No setor gráfico, houve uma corrida para adquirir equipamentos novos. Os computadores voltados para desktop publishing, antes escassos, tomaram o lugar das máquinas de escrever. Uma grande e abrupta renovação do parque gráfico nacional, conduzida por grandes gráficas e periódicos, tirou de cena as oficinas tipográficas e as máquinas de composição quente, como os velhos linotipos.

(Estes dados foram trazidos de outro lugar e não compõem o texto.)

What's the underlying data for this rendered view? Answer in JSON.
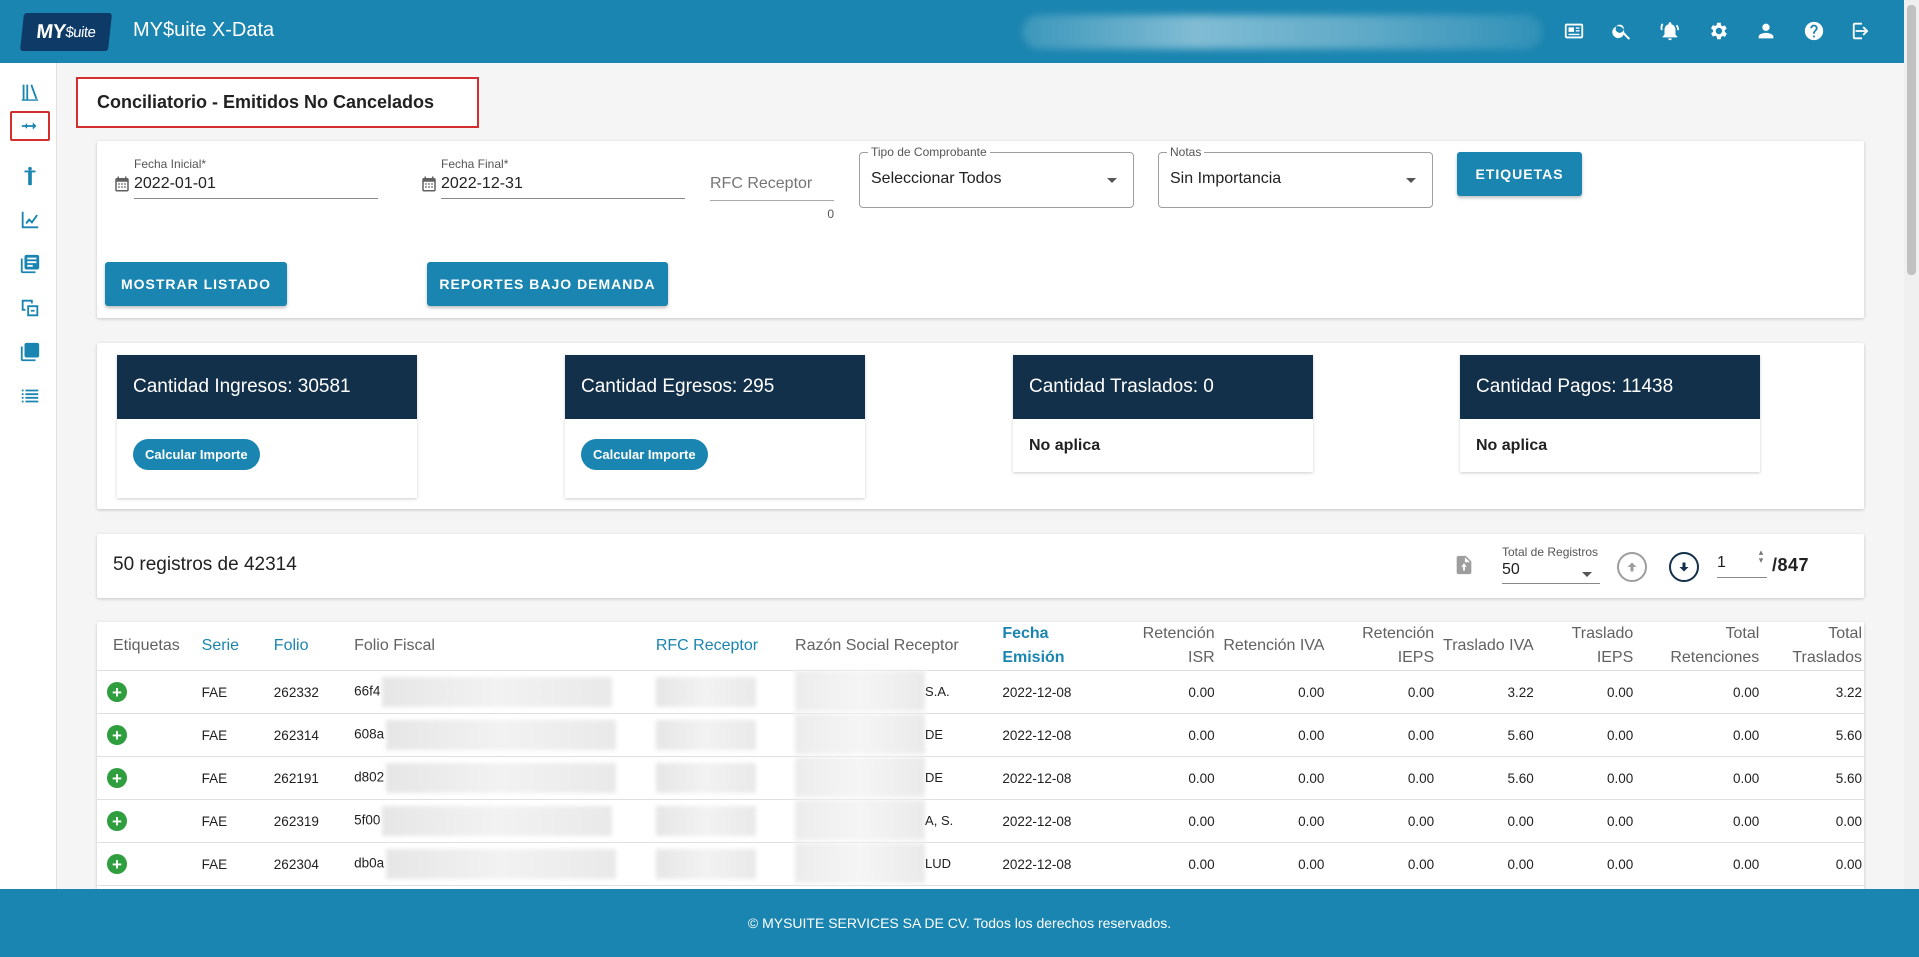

No entanto, ao invés de ficarem esquecidas, as velhas tipografias ganharam um novo papel: hoje elas ajudam a contar histórias, criar experiências e dar base à educação tipográfica de jovens designers.
Nos últimos anos, iniciativas de resgate de coleções de tipos móveis e maquinário despontaram no Brasil, com meios e fins diferentes, mas uma coisa em comum: a preservação da manualidade na produção gráfica. O aspecto de algo feito à mão, com certo zelo, e motivos que embasam tanto os acertos quanto os “erros” dos impressos. A tipografia “manual”, feita com tipos móveis entintados e prensados num prelo ou numa impressora, permite ao designer um raciocínio mais concreto sobre como ele preenche o vazio do papel com tinta. As dezenas de ferramentas e recursos que os aplicativos de edição gráfica oferecem tornam-se menos etéreas com o amparo da experiência com a impressão manual. Por isso, visitas a oficinas tipográficas são um programa recomendado em faculdades de design gráfico e publicidade.
Entrar numa oficina tipográfica é visitar um lugar em que o tempo corre de forma diferente. É um lugar sagrado, no famoso texto de Beatrice Warde. Mesmo quando o impressor está tocando um projeto com prazo curto, cada processo exige paciência para que saia de forma (im)perfeita. Andar por gavetas até escolher a fonte certa; formar o texto tipo por tipo, linha por linha; preencher espaços vazios e preparar o clichê para o teste no prelo. Tudo isso exige tempo, paciência e consentimento para o nível de qualidade que se deseja da impressão. É importante destacar que essa “qualidade” não representa um acabamento impecável: em certos projetos, as imperfeições e acidentes causados pelo uso de um material já castigado pelos anos de uso é exatamente o que se deseja, pois tentar reproduzi-los em computador acaba sendo mais trabalhoso e artificial.
Comecemos a falar das letterpresses comerciais, como a Letterpress Brasil, a Carimbo, a Platen Press e outras Brasil afora que fazem dos tipos móveis e máquinas antigas um diferencial para produção de peças gráficas de pequena tiragem com grande apuro. Um charme das letterpresses é criar clichês customizados. Esses clichês são placas de metal com a arte a ser impressa em alto relevo; essa arte pode ser feita a partir de arquivos de desenho vetorial, o que permite usar fontes digitais numa impressora tipográfica. A limitação de usar poucas cores é a graça desse meio de impressão, já que cada cor desejada precisa de um clichê próprio, encarecendo o custo final.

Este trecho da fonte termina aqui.